When the report was released earlier this year, regulators worried aloud that local companies could get away with cutting back customer service without losing customers, thanks to the 1995 state telecommunications law that deregulated the industry. Despite the law, there still is no competition and consumers are left with no alternatives.
Tuesday, company officials tried to assuage regulators' concerns.
Beverly Menard, GTE's regulatory affairs director, blamed the problem on increasing demand, as more customers in the Tampa Bay area request additional lines for computer modems. She said the company had added employees in its customer service departments, but that hiring new people and training them takes time.
"When a problem starts happening, you can't just snap your fingers and make it better," she said.
Menard told the commissioners that some aspects of the test were flawed.
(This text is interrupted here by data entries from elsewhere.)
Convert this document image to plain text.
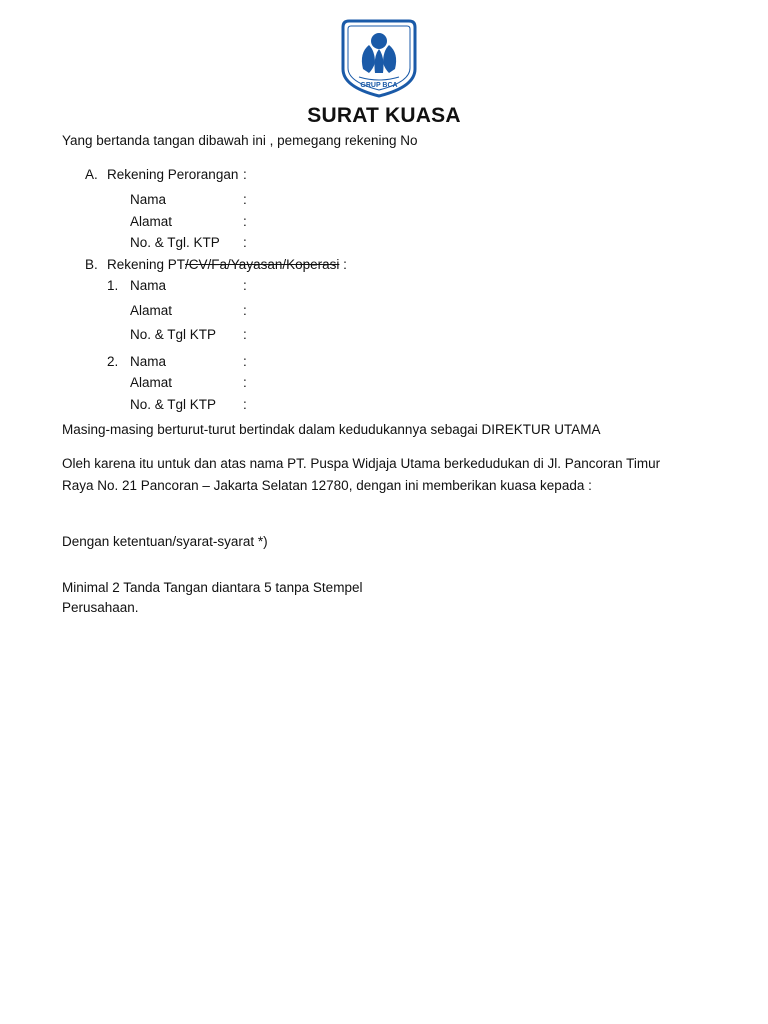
GRUP BCA
SURAT KUASA
Yang bertanda tangan dibawah ini , pemegang rekening No
A. Rekening Perorangan :
Nama	:
Alamat	:
No. & Tgl. KTP :
B. Rekening PT/CV/Fa/Yayasan/Koperasi :
1. Nama	:
Alamat	:
No. & Tgl KTP :
2. Nama	:
Alamat	:
No. & Tgl KTP :
Masing-masing berturut-turut bertindak dalam kedudukannya sebagai DIREKTUR UTAMA
Oleh karena itu untuk dan atas nama PT. Puspa Widjaja Utama berkedudukan di Jl. Pancoran Timur
Raya No. 21 Pancoran – Jakarta Selatan 12780, dengan ini memberikan kuasa kepada :
Dengan ketentuan/syarat-syarat *)
Minimal 2 Tanda Tangan diantara 5 tanpa Stempel
Perusahaan.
The test assigns greater significance to some standards, so if a company fails at a task that is emphasized, its grade can suffer greatly.
Menard said that's what happened to GTE.
But Commissioner Susan Clark said she thought the company would be more concerned with improving its service, specifically its ability to answer customers' calls quickly.
"I would imagine you're unhappy with your results," Clark said.
"You're going to have competitors," she added later. "If you can't get there fast enough, somebody will."
Joining in the criticism were union representatives.
"Our company has been downsizing since 1994," said Gail Marie Perry, a BellSouth worker who represents the Communications Workers of America. "They have continued to downsize, but not replace (workers).
"This is not what the consumer expects, to get busy signals, to get a voice mail."
GTE's union representative declined to speak, but said Perry's comments applied to his company as well.
Monte Belote, executive director of the Tampa-based Consumer Action Network, said he was disappointed with GTE's explanation.
"It sounds an awful lot like more rationalization," Belote said. "The real problem is the Legislature and the Public Service Commission allowed Florida consumers to be forced into deregulation before there's really competition."